Marca-passo ou desfibrilador implantável automático são as opções de tratamento para pacientes com arritmias. Além disso, aqueles com condições estruturais, também precisarão de tratamento específico. Portanto, o médico especialista deve receber esses pacientes para dar continuidade à investigação e tratamento curativo.

Você pode aprofundar seus estudos no atendimento de síncope na emergência (e fora dela) através da leitura da Diretriz de Síncope de 2018 da Sociedade Europeia de Cardiologia.

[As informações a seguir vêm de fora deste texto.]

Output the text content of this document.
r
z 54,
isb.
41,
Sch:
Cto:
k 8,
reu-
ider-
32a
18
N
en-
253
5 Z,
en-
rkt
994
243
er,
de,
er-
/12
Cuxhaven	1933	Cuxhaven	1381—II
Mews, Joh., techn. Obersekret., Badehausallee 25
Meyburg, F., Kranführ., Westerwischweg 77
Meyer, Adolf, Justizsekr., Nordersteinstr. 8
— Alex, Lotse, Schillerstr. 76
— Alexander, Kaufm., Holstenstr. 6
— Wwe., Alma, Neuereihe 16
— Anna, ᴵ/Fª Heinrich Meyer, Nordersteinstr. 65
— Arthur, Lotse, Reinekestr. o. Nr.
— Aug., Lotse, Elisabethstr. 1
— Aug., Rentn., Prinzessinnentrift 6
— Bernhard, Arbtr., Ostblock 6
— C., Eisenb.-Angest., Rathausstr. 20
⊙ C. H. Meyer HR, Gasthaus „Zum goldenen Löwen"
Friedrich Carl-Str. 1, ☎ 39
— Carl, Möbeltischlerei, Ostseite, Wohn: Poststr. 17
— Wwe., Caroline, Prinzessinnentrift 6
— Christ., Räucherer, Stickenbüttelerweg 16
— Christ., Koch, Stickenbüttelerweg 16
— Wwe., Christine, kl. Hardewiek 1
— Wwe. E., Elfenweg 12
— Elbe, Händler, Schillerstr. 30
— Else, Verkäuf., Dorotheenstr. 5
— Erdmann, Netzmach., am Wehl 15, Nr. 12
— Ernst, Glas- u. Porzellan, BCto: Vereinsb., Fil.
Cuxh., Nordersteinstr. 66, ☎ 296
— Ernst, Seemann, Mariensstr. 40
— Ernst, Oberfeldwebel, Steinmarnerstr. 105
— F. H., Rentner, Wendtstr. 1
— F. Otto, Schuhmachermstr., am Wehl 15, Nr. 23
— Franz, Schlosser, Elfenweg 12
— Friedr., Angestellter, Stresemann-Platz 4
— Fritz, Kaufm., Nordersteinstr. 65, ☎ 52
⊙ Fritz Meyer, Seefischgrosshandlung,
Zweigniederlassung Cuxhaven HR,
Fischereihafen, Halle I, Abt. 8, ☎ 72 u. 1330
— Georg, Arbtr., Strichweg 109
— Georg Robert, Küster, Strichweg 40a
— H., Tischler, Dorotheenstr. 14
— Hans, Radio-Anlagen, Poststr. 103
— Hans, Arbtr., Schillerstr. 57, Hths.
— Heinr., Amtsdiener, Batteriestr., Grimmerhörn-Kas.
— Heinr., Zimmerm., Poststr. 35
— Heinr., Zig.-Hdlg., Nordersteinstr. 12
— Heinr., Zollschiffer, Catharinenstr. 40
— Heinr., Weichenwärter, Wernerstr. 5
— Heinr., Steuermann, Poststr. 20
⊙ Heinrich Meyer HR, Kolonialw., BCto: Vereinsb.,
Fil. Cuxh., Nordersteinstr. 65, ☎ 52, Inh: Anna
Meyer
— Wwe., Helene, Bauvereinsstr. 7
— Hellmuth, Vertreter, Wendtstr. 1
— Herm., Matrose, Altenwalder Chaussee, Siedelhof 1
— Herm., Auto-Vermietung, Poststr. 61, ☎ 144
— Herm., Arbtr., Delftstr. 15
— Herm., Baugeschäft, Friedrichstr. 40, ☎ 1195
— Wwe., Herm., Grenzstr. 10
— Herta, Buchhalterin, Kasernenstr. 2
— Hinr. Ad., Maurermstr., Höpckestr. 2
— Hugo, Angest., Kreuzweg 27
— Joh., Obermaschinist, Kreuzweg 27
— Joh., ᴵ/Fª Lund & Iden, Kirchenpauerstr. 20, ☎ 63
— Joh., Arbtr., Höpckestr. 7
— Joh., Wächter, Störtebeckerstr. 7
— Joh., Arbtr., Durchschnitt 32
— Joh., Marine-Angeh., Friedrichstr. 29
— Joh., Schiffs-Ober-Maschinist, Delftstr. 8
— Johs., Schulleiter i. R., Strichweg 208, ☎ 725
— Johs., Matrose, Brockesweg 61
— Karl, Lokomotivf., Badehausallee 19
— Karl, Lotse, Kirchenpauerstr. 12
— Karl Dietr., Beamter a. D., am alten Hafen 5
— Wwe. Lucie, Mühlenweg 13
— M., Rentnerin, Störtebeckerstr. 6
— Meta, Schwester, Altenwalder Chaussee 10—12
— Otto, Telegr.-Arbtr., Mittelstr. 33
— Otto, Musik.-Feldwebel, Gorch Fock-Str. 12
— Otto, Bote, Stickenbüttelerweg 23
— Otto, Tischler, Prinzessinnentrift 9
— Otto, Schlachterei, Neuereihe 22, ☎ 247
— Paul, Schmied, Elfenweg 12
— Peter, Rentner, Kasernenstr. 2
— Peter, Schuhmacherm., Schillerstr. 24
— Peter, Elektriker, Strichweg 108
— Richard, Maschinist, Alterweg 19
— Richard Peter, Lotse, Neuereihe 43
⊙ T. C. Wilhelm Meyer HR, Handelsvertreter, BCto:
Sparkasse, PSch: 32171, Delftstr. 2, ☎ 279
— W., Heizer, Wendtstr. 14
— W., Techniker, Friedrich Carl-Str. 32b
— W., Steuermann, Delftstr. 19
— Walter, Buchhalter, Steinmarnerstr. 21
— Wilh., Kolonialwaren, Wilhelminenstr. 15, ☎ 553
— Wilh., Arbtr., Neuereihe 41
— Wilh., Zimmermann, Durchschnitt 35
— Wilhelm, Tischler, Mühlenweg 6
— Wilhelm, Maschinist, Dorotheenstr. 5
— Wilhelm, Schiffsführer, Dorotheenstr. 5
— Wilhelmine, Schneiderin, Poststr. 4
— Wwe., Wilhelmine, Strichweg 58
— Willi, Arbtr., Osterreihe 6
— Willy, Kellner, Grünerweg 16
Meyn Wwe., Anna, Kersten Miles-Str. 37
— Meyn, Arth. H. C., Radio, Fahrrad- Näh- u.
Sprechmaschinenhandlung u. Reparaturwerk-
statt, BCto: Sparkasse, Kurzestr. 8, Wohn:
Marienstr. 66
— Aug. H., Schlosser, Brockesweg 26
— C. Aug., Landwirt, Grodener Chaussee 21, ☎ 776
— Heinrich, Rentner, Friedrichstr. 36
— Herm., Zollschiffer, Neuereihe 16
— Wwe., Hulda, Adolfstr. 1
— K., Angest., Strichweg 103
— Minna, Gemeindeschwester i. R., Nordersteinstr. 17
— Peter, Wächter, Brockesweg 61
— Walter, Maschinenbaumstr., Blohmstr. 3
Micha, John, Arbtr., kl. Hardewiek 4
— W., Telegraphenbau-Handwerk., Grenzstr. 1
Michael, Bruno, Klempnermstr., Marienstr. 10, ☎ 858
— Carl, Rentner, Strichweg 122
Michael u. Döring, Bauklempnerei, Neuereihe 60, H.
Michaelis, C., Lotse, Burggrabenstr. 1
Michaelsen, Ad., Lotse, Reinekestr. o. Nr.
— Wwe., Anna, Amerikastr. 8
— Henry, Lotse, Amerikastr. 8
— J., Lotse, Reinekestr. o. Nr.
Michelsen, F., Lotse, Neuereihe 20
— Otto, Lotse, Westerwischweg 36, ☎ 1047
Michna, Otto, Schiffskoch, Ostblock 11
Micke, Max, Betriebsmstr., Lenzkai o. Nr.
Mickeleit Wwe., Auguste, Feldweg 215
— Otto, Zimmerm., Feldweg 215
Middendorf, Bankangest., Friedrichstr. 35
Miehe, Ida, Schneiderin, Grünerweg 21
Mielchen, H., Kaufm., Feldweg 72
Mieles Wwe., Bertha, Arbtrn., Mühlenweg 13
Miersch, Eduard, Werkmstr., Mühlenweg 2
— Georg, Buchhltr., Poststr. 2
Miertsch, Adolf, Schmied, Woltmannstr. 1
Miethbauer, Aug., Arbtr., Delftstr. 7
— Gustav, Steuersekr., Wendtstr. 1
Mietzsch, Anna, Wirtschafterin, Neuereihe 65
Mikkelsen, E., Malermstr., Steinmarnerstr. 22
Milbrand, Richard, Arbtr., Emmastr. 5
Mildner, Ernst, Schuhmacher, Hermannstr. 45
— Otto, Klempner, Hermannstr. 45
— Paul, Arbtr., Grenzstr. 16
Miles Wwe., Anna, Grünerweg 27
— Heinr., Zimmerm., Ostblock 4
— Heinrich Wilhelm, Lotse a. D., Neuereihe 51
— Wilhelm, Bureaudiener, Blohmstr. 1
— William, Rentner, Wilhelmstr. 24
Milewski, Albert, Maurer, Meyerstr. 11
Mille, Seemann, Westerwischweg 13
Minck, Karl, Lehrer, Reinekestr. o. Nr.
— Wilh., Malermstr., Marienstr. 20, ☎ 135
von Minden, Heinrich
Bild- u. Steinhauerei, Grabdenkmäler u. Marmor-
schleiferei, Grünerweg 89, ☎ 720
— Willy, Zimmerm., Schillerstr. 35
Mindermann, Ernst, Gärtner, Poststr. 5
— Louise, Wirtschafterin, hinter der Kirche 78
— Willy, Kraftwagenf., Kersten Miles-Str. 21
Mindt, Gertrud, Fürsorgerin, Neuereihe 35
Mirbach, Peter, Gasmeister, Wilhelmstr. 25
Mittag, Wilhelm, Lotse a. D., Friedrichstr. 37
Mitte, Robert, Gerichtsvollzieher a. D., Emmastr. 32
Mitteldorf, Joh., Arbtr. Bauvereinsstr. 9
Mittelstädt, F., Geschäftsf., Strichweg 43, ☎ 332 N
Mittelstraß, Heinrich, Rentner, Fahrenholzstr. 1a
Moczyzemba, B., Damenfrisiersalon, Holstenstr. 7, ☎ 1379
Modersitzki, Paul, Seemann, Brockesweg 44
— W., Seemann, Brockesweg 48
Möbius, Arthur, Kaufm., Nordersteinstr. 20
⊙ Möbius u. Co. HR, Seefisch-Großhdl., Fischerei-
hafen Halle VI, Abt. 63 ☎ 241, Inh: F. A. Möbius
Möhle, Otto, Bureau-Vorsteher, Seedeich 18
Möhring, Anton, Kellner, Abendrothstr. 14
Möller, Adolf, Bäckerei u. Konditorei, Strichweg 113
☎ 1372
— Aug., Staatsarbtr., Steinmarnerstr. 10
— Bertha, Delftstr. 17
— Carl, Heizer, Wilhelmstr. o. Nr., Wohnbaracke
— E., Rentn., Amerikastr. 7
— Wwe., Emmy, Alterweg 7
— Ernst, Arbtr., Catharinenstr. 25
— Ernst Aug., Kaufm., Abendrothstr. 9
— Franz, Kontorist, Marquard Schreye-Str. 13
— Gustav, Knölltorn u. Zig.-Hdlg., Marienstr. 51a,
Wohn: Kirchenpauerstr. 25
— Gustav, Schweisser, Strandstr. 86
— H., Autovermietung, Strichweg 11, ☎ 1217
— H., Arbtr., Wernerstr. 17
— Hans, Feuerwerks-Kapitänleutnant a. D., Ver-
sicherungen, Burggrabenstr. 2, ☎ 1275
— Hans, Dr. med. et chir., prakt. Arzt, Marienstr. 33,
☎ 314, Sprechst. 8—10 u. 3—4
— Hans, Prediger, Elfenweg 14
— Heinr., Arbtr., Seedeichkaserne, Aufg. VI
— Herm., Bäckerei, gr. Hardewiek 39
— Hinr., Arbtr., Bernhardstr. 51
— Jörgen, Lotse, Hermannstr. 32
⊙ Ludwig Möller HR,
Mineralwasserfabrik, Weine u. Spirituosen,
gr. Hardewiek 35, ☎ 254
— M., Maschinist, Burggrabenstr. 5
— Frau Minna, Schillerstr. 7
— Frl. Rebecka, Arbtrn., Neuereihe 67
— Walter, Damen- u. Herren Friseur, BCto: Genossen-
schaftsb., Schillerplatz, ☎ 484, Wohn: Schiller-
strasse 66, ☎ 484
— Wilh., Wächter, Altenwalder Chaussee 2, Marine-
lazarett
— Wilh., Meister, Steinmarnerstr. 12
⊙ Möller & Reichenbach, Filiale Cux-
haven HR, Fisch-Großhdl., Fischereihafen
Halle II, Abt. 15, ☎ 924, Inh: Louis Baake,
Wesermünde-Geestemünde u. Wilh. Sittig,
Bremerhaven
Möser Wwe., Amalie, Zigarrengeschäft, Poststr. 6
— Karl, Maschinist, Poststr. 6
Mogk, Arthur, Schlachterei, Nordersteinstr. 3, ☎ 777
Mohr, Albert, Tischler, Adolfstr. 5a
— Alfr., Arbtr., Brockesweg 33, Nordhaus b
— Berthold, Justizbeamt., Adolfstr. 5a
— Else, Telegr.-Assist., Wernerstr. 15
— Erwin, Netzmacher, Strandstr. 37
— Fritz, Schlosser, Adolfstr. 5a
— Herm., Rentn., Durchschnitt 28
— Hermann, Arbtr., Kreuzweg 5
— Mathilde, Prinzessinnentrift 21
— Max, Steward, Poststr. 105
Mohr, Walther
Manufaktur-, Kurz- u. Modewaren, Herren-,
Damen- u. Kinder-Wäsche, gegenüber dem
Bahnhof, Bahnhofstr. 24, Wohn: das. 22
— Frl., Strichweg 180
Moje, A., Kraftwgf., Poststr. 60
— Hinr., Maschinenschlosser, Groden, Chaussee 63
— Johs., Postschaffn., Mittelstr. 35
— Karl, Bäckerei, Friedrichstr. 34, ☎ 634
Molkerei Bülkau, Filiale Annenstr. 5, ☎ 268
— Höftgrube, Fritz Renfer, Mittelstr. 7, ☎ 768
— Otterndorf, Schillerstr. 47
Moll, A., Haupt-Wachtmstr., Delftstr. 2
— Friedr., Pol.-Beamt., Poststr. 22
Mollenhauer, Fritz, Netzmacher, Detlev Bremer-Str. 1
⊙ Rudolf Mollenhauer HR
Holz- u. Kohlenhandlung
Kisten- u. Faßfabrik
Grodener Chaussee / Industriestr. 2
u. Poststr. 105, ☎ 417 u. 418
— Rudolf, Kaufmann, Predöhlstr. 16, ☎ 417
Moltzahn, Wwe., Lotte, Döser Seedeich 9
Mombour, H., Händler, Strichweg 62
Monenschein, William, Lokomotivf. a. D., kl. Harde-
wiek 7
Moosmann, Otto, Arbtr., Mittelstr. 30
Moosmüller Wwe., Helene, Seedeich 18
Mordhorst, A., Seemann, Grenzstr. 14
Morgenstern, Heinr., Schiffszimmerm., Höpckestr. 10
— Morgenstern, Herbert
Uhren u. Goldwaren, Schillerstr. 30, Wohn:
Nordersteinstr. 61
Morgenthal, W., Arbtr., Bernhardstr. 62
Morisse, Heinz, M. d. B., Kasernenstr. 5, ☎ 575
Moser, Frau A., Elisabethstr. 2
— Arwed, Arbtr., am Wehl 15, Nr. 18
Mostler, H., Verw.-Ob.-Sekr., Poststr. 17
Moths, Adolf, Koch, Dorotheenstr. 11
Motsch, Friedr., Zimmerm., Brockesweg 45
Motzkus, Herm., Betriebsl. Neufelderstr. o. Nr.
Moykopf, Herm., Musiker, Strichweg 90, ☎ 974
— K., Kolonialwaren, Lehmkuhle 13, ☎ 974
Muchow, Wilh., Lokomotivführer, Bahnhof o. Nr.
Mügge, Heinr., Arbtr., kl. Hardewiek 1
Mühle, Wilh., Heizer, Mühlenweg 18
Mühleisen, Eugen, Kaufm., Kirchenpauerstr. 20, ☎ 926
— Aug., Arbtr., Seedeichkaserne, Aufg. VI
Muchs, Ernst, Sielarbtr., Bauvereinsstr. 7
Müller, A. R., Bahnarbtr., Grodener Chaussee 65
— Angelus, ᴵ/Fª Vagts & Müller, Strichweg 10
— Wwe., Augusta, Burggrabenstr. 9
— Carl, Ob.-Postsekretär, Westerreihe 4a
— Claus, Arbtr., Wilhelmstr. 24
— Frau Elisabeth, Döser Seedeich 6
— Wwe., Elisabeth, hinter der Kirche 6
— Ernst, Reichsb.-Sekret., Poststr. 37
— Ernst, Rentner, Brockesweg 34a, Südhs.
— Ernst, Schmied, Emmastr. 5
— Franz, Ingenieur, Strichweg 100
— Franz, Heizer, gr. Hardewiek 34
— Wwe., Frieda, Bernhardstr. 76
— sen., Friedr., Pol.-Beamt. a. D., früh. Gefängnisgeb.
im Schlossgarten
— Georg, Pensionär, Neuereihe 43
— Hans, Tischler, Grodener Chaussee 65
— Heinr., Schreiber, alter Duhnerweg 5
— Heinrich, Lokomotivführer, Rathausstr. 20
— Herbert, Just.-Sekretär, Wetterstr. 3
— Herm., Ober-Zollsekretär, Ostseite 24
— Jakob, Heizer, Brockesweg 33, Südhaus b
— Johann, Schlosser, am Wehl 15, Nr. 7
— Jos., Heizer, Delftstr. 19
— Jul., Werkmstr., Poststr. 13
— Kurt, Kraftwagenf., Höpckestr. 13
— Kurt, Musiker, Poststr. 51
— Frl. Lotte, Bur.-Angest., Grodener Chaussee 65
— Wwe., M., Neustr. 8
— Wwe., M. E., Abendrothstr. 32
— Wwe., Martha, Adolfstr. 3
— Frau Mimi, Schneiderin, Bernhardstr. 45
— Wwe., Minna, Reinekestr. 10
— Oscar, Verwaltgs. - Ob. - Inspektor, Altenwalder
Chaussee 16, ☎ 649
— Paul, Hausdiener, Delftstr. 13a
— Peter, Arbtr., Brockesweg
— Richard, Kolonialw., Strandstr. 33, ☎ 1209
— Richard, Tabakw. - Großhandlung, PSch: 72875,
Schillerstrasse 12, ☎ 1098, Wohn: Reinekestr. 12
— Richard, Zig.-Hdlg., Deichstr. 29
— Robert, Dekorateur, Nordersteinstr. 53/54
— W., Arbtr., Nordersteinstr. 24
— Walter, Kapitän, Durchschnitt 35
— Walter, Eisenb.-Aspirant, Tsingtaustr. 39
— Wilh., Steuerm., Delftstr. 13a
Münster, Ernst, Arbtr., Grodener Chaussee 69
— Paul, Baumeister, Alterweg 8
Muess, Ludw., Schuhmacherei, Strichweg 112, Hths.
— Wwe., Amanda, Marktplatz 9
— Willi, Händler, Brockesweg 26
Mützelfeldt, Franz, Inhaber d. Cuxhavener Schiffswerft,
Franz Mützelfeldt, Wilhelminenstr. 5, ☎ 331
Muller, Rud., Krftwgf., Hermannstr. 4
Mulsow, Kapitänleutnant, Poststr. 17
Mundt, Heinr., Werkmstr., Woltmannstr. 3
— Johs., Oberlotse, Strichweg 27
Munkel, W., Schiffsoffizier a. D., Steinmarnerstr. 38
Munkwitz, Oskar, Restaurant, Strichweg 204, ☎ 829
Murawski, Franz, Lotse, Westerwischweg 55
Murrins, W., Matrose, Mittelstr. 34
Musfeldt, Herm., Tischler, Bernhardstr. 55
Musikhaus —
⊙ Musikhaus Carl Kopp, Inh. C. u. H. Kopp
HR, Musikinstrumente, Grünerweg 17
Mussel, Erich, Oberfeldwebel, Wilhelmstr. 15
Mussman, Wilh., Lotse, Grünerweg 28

Resumo dos principais pontos

  • Seu papel na emergência é afastar a síncope cardíaca, que tem potencial de matar o paciente.
  • A investigação de síncope na emergência deve ocorrer com anamnese, exame físico e ECG. Evite “pacotes de exames”, como Ecocardiograma, doppler de carótidas e etc.
  • A forma mais indicada de fazer a estratificação de risco do paciente com síncope na emergência é utilizar a Regra de San Francisco e a pontuação de risco OESIL.
  • Pela regra de São Francisco estão em risco pacientes que possuem ao menos um dos seguintes fatores: insuficiência cardíaca, ECG anormal, hematócrito menor que 30%, dispneia ou pressão arterial sistólica menor que 90 mmHg.
  • Pelo OESIL há 4 fatores que indicam paciente em alto risco de óbito em até 1 ano: ECG anormal, história de doença cardiovascular, ter mais de 65 anos e síncopes sem pródromo. Nesse caso, ao menos dois pontos são necessários para classificar um paciente como em alto risco para morte cardiovascular. Cada item pontua um ponto.
  • Na prática diária, utilize os dois scores para não deixar passar um paciente importante.
  • O foco do tratamento é a prevenção de recorrências, especialmente para as condições reflexas.
  • Oriente os pacientes que possuam sinais e sintomas prodrômicos para que os reconheçam e façam manobras de contraposição para abortar a síncope.
  • Se o paciente acaba de perder a consciência, deite-o de costas e eleve seus membros inferiores. Levante-o apenas quando ele disser que se sente pronto.
  • Faça educação em saúde: explique sobre sinais e sintomas prodrômicos, manobras de contraposição e como evitar a recorrência da síncope.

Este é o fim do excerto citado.